Monday, June 6, 2016

A $10 Antique Dresser

This one was bad. Bad bad bad. Let's start with the spiders. There's always this moment when I'm buying antique furniture, when it gets flipped over to be placed on its top in the back of my truck, and suddenly ARACHNOPHOBIA. Thousands of pieces of furniture and the shock and drop in my stomach never goes away. I HATE spiders.
        It was spidery and the veneer was a disaster. Someone had put big ugly white casters on it, and the drawer bottoms in the two larger drawers had come out of their slots and were dragging hard against the drawer stops, making them all but impossible to open and close. It had a handful of non original pulls, and the top was nothing but water marks, rings, chips, and bubbling. Basically, It had every problem.
          But at $10 it was worth saving.

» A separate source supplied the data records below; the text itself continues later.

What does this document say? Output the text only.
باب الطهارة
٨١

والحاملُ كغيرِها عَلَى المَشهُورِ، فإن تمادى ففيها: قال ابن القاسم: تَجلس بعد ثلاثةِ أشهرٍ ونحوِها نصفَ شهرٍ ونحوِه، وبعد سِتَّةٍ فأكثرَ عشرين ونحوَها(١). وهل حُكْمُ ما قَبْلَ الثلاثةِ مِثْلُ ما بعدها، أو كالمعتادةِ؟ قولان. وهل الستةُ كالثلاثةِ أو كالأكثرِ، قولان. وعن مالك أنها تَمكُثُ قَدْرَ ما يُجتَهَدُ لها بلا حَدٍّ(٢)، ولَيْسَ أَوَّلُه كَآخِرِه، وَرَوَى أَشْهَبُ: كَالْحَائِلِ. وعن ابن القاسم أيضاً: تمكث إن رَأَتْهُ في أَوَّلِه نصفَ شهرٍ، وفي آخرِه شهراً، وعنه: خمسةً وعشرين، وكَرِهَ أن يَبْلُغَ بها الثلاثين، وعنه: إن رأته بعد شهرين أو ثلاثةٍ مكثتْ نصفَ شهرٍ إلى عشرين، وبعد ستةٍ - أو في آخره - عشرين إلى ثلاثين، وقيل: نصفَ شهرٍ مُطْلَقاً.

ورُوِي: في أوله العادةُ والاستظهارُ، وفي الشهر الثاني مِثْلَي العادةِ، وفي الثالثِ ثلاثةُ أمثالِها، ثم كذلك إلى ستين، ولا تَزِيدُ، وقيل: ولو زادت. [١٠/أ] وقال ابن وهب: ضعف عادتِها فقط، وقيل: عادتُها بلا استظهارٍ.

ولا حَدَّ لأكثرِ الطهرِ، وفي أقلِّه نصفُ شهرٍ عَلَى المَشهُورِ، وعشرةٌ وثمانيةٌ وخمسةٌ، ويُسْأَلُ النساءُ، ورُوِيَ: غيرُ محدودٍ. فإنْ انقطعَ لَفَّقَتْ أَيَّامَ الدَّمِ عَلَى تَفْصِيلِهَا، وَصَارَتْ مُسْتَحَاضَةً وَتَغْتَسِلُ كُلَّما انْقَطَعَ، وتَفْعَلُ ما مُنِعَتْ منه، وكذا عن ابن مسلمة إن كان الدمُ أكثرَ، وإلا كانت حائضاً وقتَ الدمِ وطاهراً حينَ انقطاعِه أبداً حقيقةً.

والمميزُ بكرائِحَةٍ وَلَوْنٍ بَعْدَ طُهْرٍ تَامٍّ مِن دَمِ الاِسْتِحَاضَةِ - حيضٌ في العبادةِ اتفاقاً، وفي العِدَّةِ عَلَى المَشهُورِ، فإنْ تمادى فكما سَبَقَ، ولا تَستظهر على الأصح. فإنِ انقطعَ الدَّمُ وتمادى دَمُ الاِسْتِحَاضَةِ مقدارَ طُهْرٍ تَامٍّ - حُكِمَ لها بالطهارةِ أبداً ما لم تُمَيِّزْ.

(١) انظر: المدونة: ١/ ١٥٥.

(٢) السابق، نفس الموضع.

          I've walked you through the step by step process to repairing chipped veneer and removing veneer tops before so I won't labor the point, but it was many hours of work to get this gal back on her feet and ready for the surface work (the fun part). I had an glorious 19th century solid oak dresser mirror stored away and I knew it would be perfect for this piece, so after removing the damaged veneer top and refinishing the poplar below and painting the case in a soft blue I added the mirror, painted to match. I kept some of the existing drawer pulls, just for the top drawers, and complimented them with salvaged antique pulls for the lower drawers. I removed the casters distressed and sealed the paint and bing, bang, boom, the dresser is a lovely once more.